There is worldwide interest in PSC’s according to Yang Yang, a professor of materials science and engineering at UCLA. “These results open the potential for visibly transparent polymer solar cells as add-on components of portable electronics, smart windows and building-integrated photovoltaics and in other applications” he says. “Our new PSCs are made from plastic-like materials and are lightweight and flexible,’ he said. ‘More importantly, they can be produced in high volume at low cost.”
PSC’s have considerable advantages over conventional solar cell technologies and have broader applications within the solar sector. Building Integrated Photovoltaic (BIPV) is the obvious example while another possible application could be portable electronics with integrated PV chargers. Yang Yang also thinks that one day there could be transparent computers.
Previous attempts to develop transparent PSC’s have resulted in panels with low visible light transparency and/or low device efficiency, however the team at UCLA’s California Nanosystems Institute with the assistance of the UCLA Henry Samuel School of Engineering and Applied Science and also the Department of Chemistry and Biochemistry have produced high performance visibly transparent PSC’s by incorporating near-infrared light sensitive polymer with silver nanowire composite film. The polymer absorbs infra-red light but is less sensitive to visible light.
Silver nanowires are nanowire electrodes that are conducive and flexible and which become photovoltaic after being coated with titanium dioxide nanoparticles. They can be incorporated into the PSC by using a solution process which involves a big roll of polymer being immersed in a vat of titanium dioxide coated silver nanowires with a period of curing to follow.
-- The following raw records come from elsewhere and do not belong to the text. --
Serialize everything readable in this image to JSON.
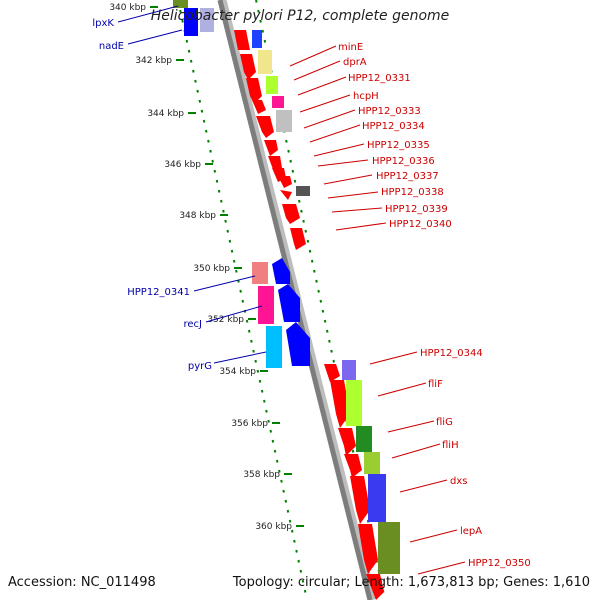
{
  "title": "Helicobacter pylori P12, complete genome",
  "footer": {
    "accession": "Accession: NC_011498",
    "summary": "Topology: circular; Length: 1,673,813 bp; Genes: 1,610"
  },
  "colors": {
    "forward_default": "#ff0000",
    "reverse_default": "#0000ff",
    "label_forward": "#cc0000",
    "label_reverse": "#0000aa",
    "tick": "#008000",
    "backbone": "#8c8c8c"
  },
  "scale": {
    "unit": "kbp",
    "ticks": [
      "340 kbp",
      "342 kbp",
      "344 kbp",
      "346 kbp",
      "348 kbp",
      "350 kbp",
      "352 kbp",
      "354 kbp",
      "356 kbp",
      "358 kbp",
      "360 kbp"
    ]
  },
  "labels": {
    "reverse": [
      "lpxK",
      "nadE",
      "HPP12_0341",
      "recJ",
      "pyrG"
    ],
    "forward": [
      "minE",
      "dprA",
      "HPP12_0331",
      "hcpH",
      "HPP12_0333",
      "HPP12_0334",
      "HPP12_0335",
      "HPP12_0336",
      "HPP12_0337",
      "HPP12_0338",
      "HPP12_0339",
      "HPP12_0340",
      "HPP12_0344",
      "fliF",
      "fliG",
      "fliH",
      "dxs",
      "lepA",
      "HPP12_0350"
    ]
  }
}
The team have also developed a transparent conductor from silver nanowire and titanium dioxide nanoparticles which has replaced the conventional opaque metal electrode. This also allows for economic fabrication via solution processing. The result is a power-conversion efficiency level of 4 per cent for solution processed and visibly transparent PSC’s. This is of course far below that of conventional PV but the flexibility of the PSC’s along with their ability to be mass produced at low cost is a definite advantage. Ultimately, this development means that giant skyscrapers could be covered in energy generating glass which will definitely help with both finances and carbon emissions.